Some corporations with extensive private networks also use VPNs internally for extra security. Any private network of any size supporting many thousands of employees will be pretty near impossible to make secure. People are people and some will accidentally connect a laptop full of malware to their office network. Network managers have a very hard job dealing with infections that can bring down large private networks. A major incident on a large corporate network can seriously degrade all the computing services and cause an emergency rather like a building catching fire. Restive office workers gather idely around water coolers and printers unable to work. Managers gather brandishing pitchforks and torches looking for the guy who runs the network. There are clearly one or two of these harried individuals hereabouts who have been on the pointed end of the blame culture that pervades many organisations.
Only certain kinds of corporate network are centrally administered and tightly secured by uniform rules to stop this from happening. Consequently VPNs are also used within many corporate networks because it is regarded as untrusted. Not as bad as the Wild West that prevails on the public Internet, but still not secure enough to ensure business confidentiality. So most network equipment suppliers tout VPN based security solutions for high paying business customers.
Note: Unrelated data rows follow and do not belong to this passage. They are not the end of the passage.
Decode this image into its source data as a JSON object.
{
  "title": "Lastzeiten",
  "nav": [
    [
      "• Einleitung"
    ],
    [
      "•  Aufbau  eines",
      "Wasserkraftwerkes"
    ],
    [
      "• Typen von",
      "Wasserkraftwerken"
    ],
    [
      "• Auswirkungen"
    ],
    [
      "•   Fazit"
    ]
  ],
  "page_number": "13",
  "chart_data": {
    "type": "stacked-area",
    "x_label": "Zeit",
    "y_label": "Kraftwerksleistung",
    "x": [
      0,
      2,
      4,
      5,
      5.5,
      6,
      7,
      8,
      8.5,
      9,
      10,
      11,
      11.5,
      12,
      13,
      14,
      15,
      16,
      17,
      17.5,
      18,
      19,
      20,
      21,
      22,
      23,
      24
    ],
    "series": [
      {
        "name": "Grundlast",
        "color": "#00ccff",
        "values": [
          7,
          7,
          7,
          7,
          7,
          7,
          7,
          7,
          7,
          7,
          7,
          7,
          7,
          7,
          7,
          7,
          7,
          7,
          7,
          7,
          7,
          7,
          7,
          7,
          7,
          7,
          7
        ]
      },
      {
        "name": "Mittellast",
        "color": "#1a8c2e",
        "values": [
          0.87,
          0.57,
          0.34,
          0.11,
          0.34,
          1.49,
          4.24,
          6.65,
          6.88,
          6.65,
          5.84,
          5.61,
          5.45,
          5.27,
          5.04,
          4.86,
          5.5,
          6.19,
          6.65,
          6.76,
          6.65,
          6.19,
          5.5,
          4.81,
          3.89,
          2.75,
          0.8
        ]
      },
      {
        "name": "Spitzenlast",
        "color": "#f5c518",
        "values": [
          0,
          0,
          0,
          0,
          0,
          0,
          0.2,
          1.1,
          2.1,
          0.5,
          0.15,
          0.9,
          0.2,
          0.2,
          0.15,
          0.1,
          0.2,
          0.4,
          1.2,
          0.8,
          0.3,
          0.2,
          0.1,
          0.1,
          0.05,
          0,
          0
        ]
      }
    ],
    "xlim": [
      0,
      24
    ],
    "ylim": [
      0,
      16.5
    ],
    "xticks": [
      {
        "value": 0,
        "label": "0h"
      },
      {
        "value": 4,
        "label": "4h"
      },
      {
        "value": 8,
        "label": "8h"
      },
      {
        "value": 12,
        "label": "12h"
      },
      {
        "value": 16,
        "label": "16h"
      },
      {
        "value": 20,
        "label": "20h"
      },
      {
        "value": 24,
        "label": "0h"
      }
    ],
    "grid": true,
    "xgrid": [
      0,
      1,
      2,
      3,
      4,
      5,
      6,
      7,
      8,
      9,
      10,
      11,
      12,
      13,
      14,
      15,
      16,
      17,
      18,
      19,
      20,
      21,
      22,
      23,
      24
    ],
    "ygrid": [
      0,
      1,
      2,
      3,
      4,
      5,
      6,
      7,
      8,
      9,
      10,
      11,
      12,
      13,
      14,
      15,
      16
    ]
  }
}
Point to point VPN technology is, however, not exclusively the preserve of big business. There is a lot that can be done with Open Source hardware such as the Raspberry Pi or something similar combined with free software, if your have the inclination and the patience. It is, however, a bit involved for non-technical people. I hope that little ‘plug and play’ VPN gadgets to connect to a laptop to give access to a well appointed home network (such as those solutions sold at premium by Cisco, et al) will eventually become available to those with more modest budgets.
The reason why we have VPN technologies is because the IP protocol on which the public Internet is based was never designed to have any form of security built it because it was originally for academics to share their work. Consequently security features have to be retro-fitted using additional hardware and software that comes with a price tag and subscription.
A VPN proxy service is a good first step for a general Internet user to avoid the nosy parkers.